Panama has added 30 world champions, in different associations. The glorious year of Isthmian boxing was 1972 when there were four world champions simultaneously in different categories: Enrique “Maravilla” Pinder, Ernesto “Ñato” Marcel, Roberto Durán and Alfonso “Peppermint” Frazer.
Since 2000 the new blood came and Panama had champions of the stature of Mauricio “Ñáñara” Martínez, Pedro “Rockero” Alcázar, Santiago Samaniego, Roberto Vásquez, Vicente “El Loco” Mosquera, Celestino Caballero, Anselmo “Chemito” Moreno, Rafael “El Torito” Concepción, Ricardo “El Maestrito” Córdoba and Guillermo “El Felino” Jones.
The last two champions of Panama, number 29 and 30, were Luis Concepción and Jeezrel Corrales, respectively.
“Maestrito” Córdoba, now a coach, agrees with De Gracia, saying that the seedbed has been neglected.
“We went through a bad time in boxing, four to five years of having no support, the government must get involved in this investment, we have to start a tournament every six to seven months”, he said.
The gym Pedro “Rockero” Alcázar in Curundú, where these figures attended to Acan-Efe is one of those cradles of Panamanian boxers.

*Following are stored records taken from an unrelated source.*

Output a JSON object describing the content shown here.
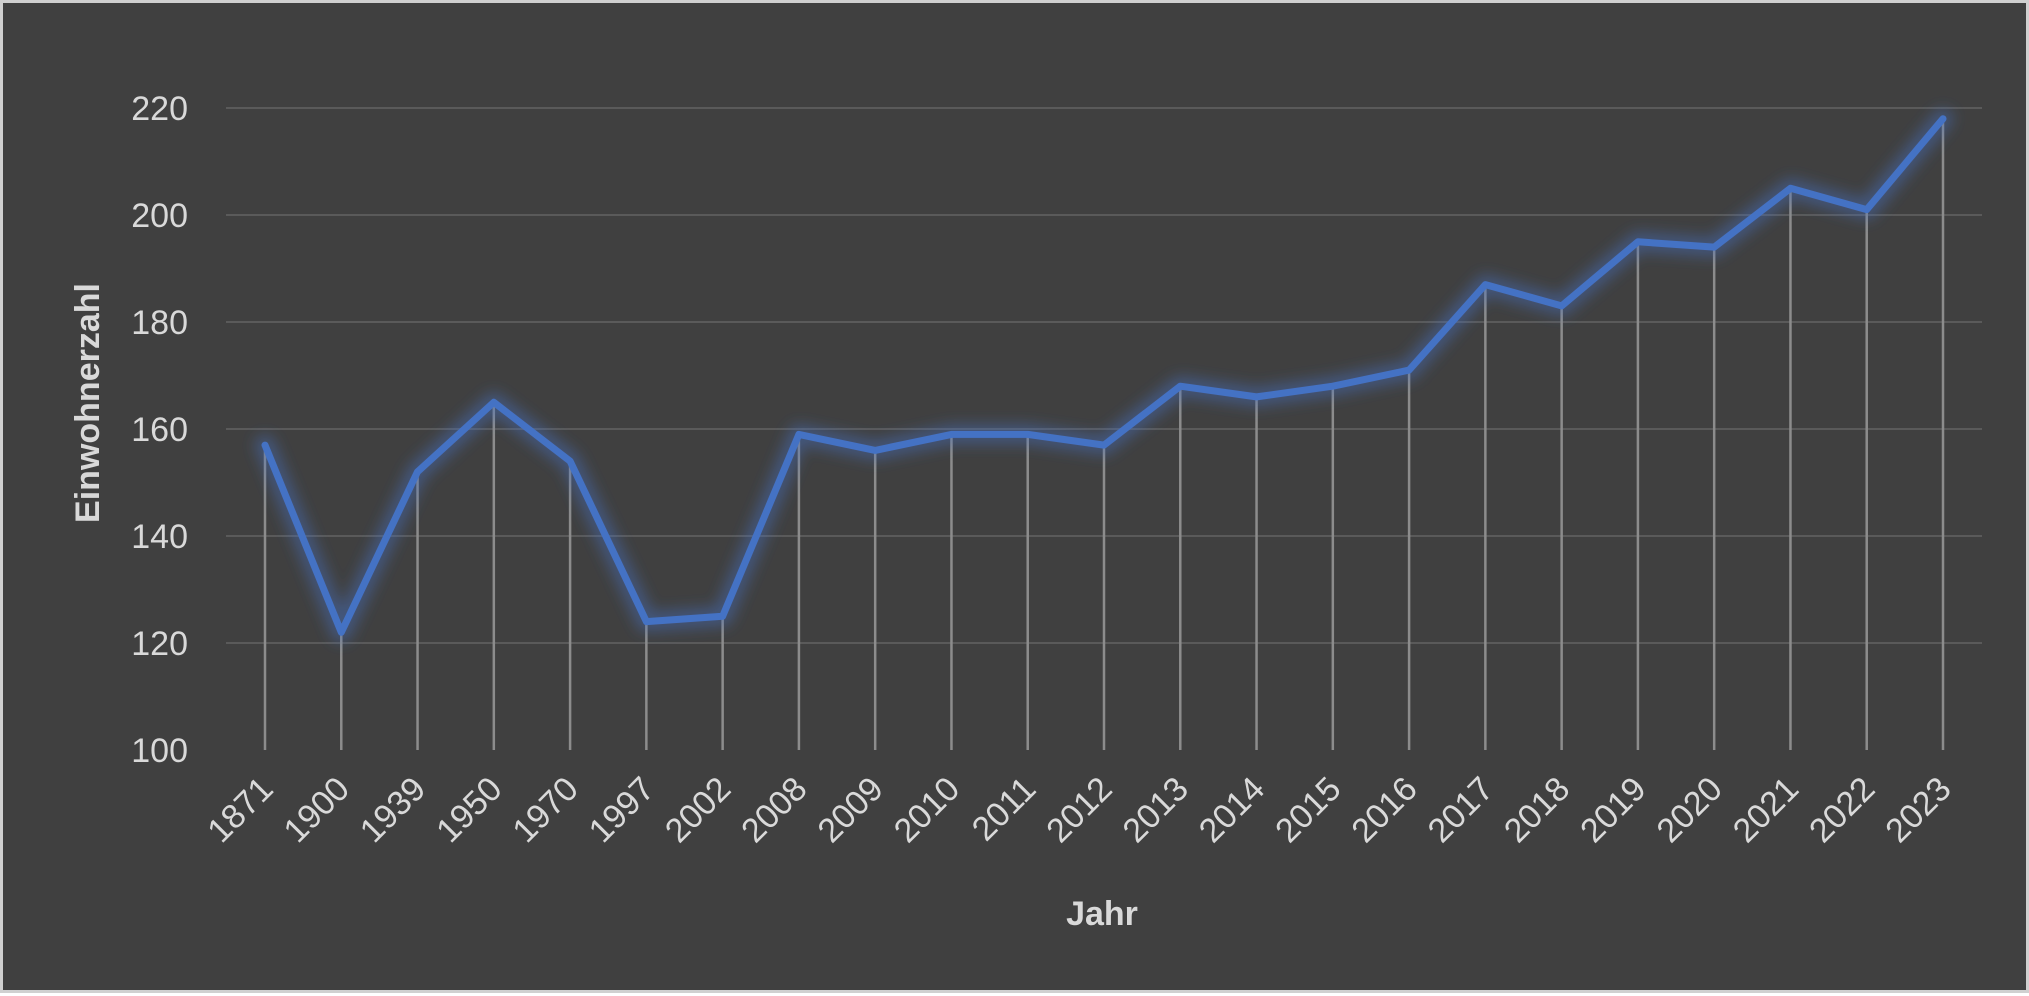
{
  "chart_data": {
    "type": "line",
    "title": "",
    "xlabel": "Jahr",
    "ylabel": "Einwohnerzahl",
    "categories": [
      "1871",
      "1900",
      "1939",
      "1950",
      "1970",
      "1997",
      "2002",
      "2008",
      "2009",
      "2010",
      "2011",
      "2012",
      "2013",
      "2014",
      "2015",
      "2016",
      "2017",
      "2018",
      "2019",
      "2020",
      "2021",
      "2022",
      "2023"
    ],
    "series": [
      {
        "values": [
          157,
          122,
          152,
          165,
          154,
          124,
          125,
          159,
          156,
          159,
          159,
          157,
          168,
          166,
          168,
          171,
          187,
          183,
          195,
          194,
          205,
          201,
          218
        ]
      }
    ],
    "ylim": [
      100,
      220
    ],
    "yticks": [
      "100",
      "120",
      "140",
      "160",
      "180",
      "200",
      "220"
    ],
    "grid": true,
    "drop_lines": true,
    "legend": "none",
    "colors": {
      "background": "#404040",
      "line": "#4472c4",
      "grid": "#5a5a5a",
      "drop_line": "#8c8c8c",
      "text": "#d9d9d9"
    }
  }
}
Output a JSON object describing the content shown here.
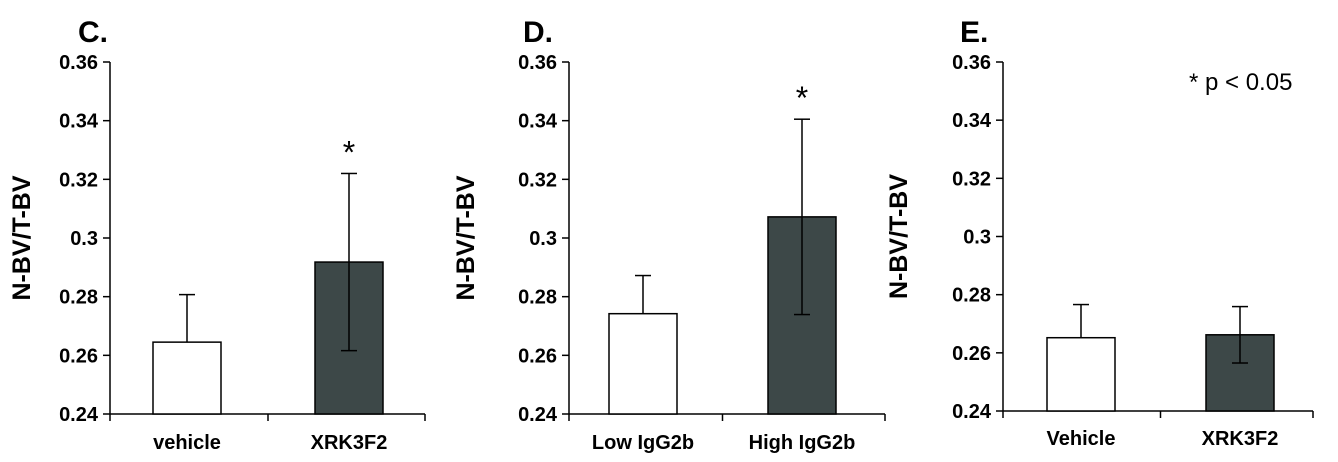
{
  "chart_data": [
    {
      "type": "bar",
      "panel": "C.",
      "categories": [
        "vehicle",
        "XRK3F2"
      ],
      "values": [
        0.2645,
        0.2918
      ],
      "errors": [
        0.0162,
        0.0302
      ],
      "significance": [
        "",
        "*"
      ],
      "bar_colors": [
        "#ffffff",
        "#3d4848"
      ],
      "ylabel": "N-BV/T-BV",
      "ylim": [
        0.24,
        0.36
      ],
      "yticks": [
        "0.24",
        "0.26",
        "0.28",
        "0.3",
        "0.32",
        "0.34",
        "0.36"
      ],
      "grid": false
    },
    {
      "type": "bar",
      "panel": "D.",
      "categories": [
        "Low IgG2b",
        "High IgG2b"
      ],
      "values": [
        0.2742,
        0.3072
      ],
      "errors": [
        0.013,
        0.0333
      ],
      "significance": [
        "",
        "*"
      ],
      "bar_colors": [
        "#ffffff",
        "#3d4848"
      ],
      "ylabel": "N-BV/T-BV",
      "ylim": [
        0.24,
        0.36
      ],
      "yticks": [
        "0.24",
        "0.26",
        "0.28",
        "0.3",
        "0.32",
        "0.34",
        "0.36"
      ],
      "grid": false
    },
    {
      "type": "bar",
      "panel": "E.",
      "categories": [
        "Vehicle",
        "XRK3F2"
      ],
      "values": [
        0.2652,
        0.2662
      ],
      "errors": [
        0.0114,
        0.0097
      ],
      "significance": [
        "",
        ""
      ],
      "bar_colors": [
        "#ffffff",
        "#3d4848"
      ],
      "ylabel": "N-BV/T-BV",
      "ylim": [
        0.24,
        0.36
      ],
      "yticks": [
        "0.24",
        "0.26",
        "0.28",
        "0.3",
        "0.32",
        "0.34",
        "0.36"
      ],
      "grid": false,
      "annotation": "* p < 0.05"
    }
  ]
}
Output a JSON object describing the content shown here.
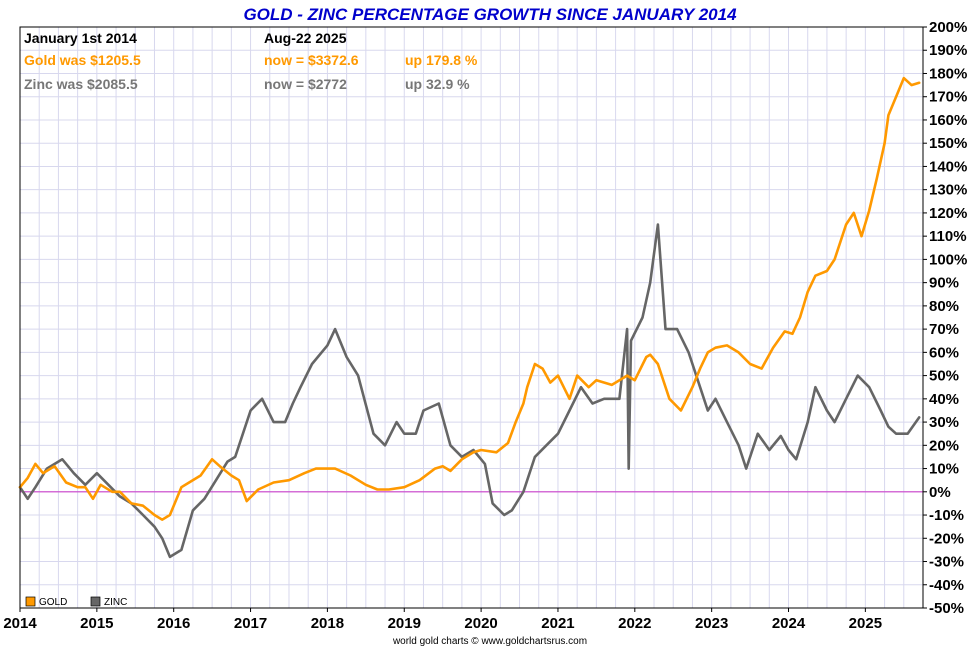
{
  "chart_data": {
    "type": "line",
    "title": "GOLD - ZINC PERCENTAGE GROWTH SINCE JANUARY 2014",
    "source": "world gold charts © www.goldchartsrus.com",
    "ylabel_unit": "%",
    "ylim": [
      -50,
      200
    ],
    "xlim": [
      2014,
      2025.75
    ],
    "y_ticks": [
      -50,
      -40,
      -30,
      -20,
      -10,
      0,
      10,
      20,
      30,
      40,
      50,
      60,
      70,
      80,
      90,
      100,
      110,
      120,
      130,
      140,
      150,
      160,
      170,
      180,
      190,
      200
    ],
    "y_tick_labels": [
      "-50%",
      "-40%",
      "-30%",
      "-20%",
      "-10%",
      "0%",
      "10%",
      "20%",
      "30%",
      "40%",
      "50%",
      "60%",
      "70%",
      "80%",
      "90%",
      "100%",
      "110%",
      "120%",
      "130%",
      "140%",
      "150%",
      "160%",
      "170%",
      "180%",
      "190%",
      "200%"
    ],
    "x_ticks": [
      2014,
      2015,
      2016,
      2017,
      2018,
      2019,
      2020,
      2021,
      2022,
      2023,
      2024,
      2025
    ],
    "x_tick_labels": [
      "2014",
      "2015",
      "2016",
      "2017",
      "2018",
      "2019",
      "2020",
      "2021",
      "2022",
      "2023",
      "2024",
      "2025"
    ],
    "grid": true,
    "zero_line_color": "#cc44cc",
    "info": {
      "start_label": "January 1st 2014",
      "end_label": "Aug-22  2025",
      "gold_start": "Gold was $1205.5",
      "gold_now": "now = $3372.6",
      "gold_change": "up 179.8 %",
      "zinc_start": "Zinc was $2085.5",
      "zinc_now": "now = $2772",
      "zinc_change": "up 32.9 %"
    },
    "legend": [
      {
        "name": "GOLD",
        "color": "#ff9900"
      },
      {
        "name": "ZINC",
        "color": "#666666"
      }
    ],
    "series": [
      {
        "name": "GOLD",
        "color": "#ff9900",
        "x": [
          2014.0,
          2014.1,
          2014.2,
          2014.3,
          2014.45,
          2014.6,
          2014.75,
          2014.85,
          2014.95,
          2015.05,
          2015.2,
          2015.3,
          2015.45,
          2015.6,
          2015.75,
          2015.85,
          2015.95,
          2016.1,
          2016.2,
          2016.35,
          2016.5,
          2016.6,
          2016.75,
          2016.85,
          2016.95,
          2017.1,
          2017.3,
          2017.5,
          2017.7,
          2017.85,
          2018.0,
          2018.1,
          2018.3,
          2018.5,
          2018.65,
          2018.8,
          2019.0,
          2019.2,
          2019.4,
          2019.5,
          2019.6,
          2019.75,
          2019.9,
          2020.0,
          2020.2,
          2020.35,
          2020.45,
          2020.55,
          2020.6,
          2020.7,
          2020.8,
          2020.9,
          2021.0,
          2021.15,
          2021.25,
          2021.4,
          2021.5,
          2021.7,
          2021.9,
          2022.0,
          2022.15,
          2022.2,
          2022.3,
          2022.45,
          2022.6,
          2022.75,
          2022.85,
          2022.95,
          2023.05,
          2023.2,
          2023.35,
          2023.5,
          2023.65,
          2023.8,
          2023.95,
          2024.05,
          2024.15,
          2024.25,
          2024.35,
          2024.5,
          2024.6,
          2024.75,
          2024.85,
          2024.95,
          2025.05,
          2025.15,
          2025.25,
          2025.3,
          2025.4,
          2025.5,
          2025.6,
          2025.7
        ],
        "y": [
          2,
          6,
          12,
          8,
          11,
          4,
          2,
          2,
          -3,
          3,
          0,
          0,
          -5,
          -6,
          -10,
          -12,
          -10,
          2,
          4,
          7,
          14,
          11,
          7,
          5,
          -4,
          1,
          4,
          5,
          8,
          10,
          10,
          10,
          7,
          3,
          1,
          1,
          2,
          5,
          10,
          11,
          9,
          14,
          17,
          18,
          17,
          21,
          30,
          38,
          45,
          55,
          53,
          47,
          50,
          40,
          50,
          45,
          48,
          46,
          50,
          48,
          58,
          59,
          55,
          40,
          35,
          45,
          53,
          60,
          62,
          63,
          60,
          55,
          53,
          62,
          69,
          68,
          75,
          86,
          93,
          95,
          100,
          115,
          120,
          110,
          121,
          135,
          150,
          162,
          170,
          178,
          175,
          176
        ]
      },
      {
        "name": "ZINC",
        "color": "#666666",
        "x": [
          2014.0,
          2014.1,
          2014.2,
          2014.35,
          2014.55,
          2014.7,
          2014.85,
          2015.0,
          2015.15,
          2015.3,
          2015.45,
          2015.6,
          2015.75,
          2015.85,
          2015.95,
          2016.1,
          2016.25,
          2016.4,
          2016.55,
          2016.7,
          2016.8,
          2016.9,
          2017.0,
          2017.15,
          2017.3,
          2017.45,
          2017.55,
          2017.65,
          2017.8,
          2018.0,
          2018.1,
          2018.25,
          2018.4,
          2018.6,
          2018.75,
          2018.9,
          2019.0,
          2019.15,
          2019.25,
          2019.45,
          2019.6,
          2019.75,
          2019.9,
          2020.05,
          2020.15,
          2020.3,
          2020.4,
          2020.55,
          2020.7,
          2020.85,
          2021.0,
          2021.15,
          2021.3,
          2021.45,
          2021.6,
          2021.8,
          2021.9,
          2021.92,
          2021.95,
          2022.1,
          2022.2,
          2022.3,
          2022.4,
          2022.55,
          2022.7,
          2022.85,
          2022.95,
          2023.05,
          2023.2,
          2023.35,
          2023.45,
          2023.6,
          2023.75,
          2023.9,
          2024.0,
          2024.1,
          2024.25,
          2024.35,
          2024.5,
          2024.6,
          2024.75,
          2024.9,
          2025.05,
          2025.2,
          2025.3,
          2025.4,
          2025.55,
          2025.7
        ],
        "y": [
          2,
          -3,
          2,
          10,
          14,
          8,
          3,
          8,
          3,
          -2,
          -5,
          -10,
          -15,
          -20,
          -28,
          -25,
          -8,
          -3,
          5,
          13,
          15,
          25,
          35,
          40,
          30,
          30,
          38,
          45,
          55,
          63,
          70,
          58,
          50,
          25,
          20,
          30,
          25,
          25,
          35,
          38,
          20,
          15,
          18,
          12,
          -5,
          -10,
          -8,
          0,
          15,
          20,
          25,
          35,
          45,
          38,
          40,
          40,
          70,
          10,
          65,
          75,
          90,
          115,
          70,
          70,
          60,
          45,
          35,
          40,
          30,
          20,
          10,
          25,
          18,
          24,
          18,
          14,
          30,
          45,
          35,
          30,
          40,
          50,
          45,
          35,
          28,
          25,
          25,
          32
        ]
      }
    ]
  }
}
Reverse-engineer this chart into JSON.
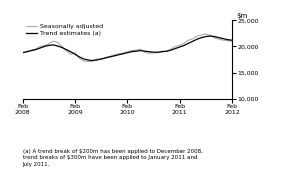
{
  "title": "",
  "ylim": [
    10000,
    25000
  ],
  "yticks": [
    10000,
    15000,
    20000,
    25000
  ],
  "xtick_labels": [
    "Feb\n2008",
    "Feb\n2009",
    "Feb\n2010",
    "Feb\n2011",
    "Feb\n2012"
  ],
  "xtick_positions": [
    0,
    12,
    24,
    36,
    48
  ],
  "trend_color": "#000000",
  "seasonal_color": "#aaaaaa",
  "legend_labels": [
    "Trend estimates (a)",
    "Seasonally adjusted"
  ],
  "footnote": "(a) A trend break of $200m has been applied to December 2008,\ntrend breaks of $300m have been applied to January 2011 and\nJuly 2011.",
  "trend_values": [
    18800,
    19000,
    19200,
    19400,
    19700,
    20000,
    20200,
    20300,
    20100,
    19800,
    19400,
    19000,
    18500,
    18000,
    17600,
    17400,
    17300,
    17400,
    17600,
    17800,
    18000,
    18200,
    18400,
    18600,
    18800,
    19000,
    19100,
    19200,
    19100,
    19000,
    18900,
    18900,
    19000,
    19100,
    19300,
    19600,
    19900,
    20200,
    20600,
    21000,
    21400,
    21700,
    21900,
    22000,
    21900,
    21700,
    21500,
    21300,
    21200
  ],
  "seasonal_values": [
    18900,
    19000,
    19300,
    19500,
    20000,
    20200,
    20500,
    21000,
    20800,
    20000,
    19200,
    18500,
    18800,
    17700,
    17200,
    17100,
    17200,
    17600,
    17500,
    17900,
    18100,
    18400,
    18600,
    18700,
    19000,
    19200,
    19300,
    19500,
    18900,
    18700,
    18800,
    18800,
    19100,
    19000,
    19500,
    20000,
    20200,
    20600,
    21200,
    21500,
    22000,
    22200,
    22400,
    22100,
    21600,
    21400,
    21200,
    21100,
    21000
  ]
}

It is located in the middle of a high risk neighborhood in the center of the city and where the welcome is given to you by dogs and a sewer pipe.
Although it is clear that this scenario does not escape the problem of the mismanagement of Panamanian sports, which keeps these places in bad conditions, even so in this gym you can breathe boxing in every corner and you feel the hope of getting out of this dark hole.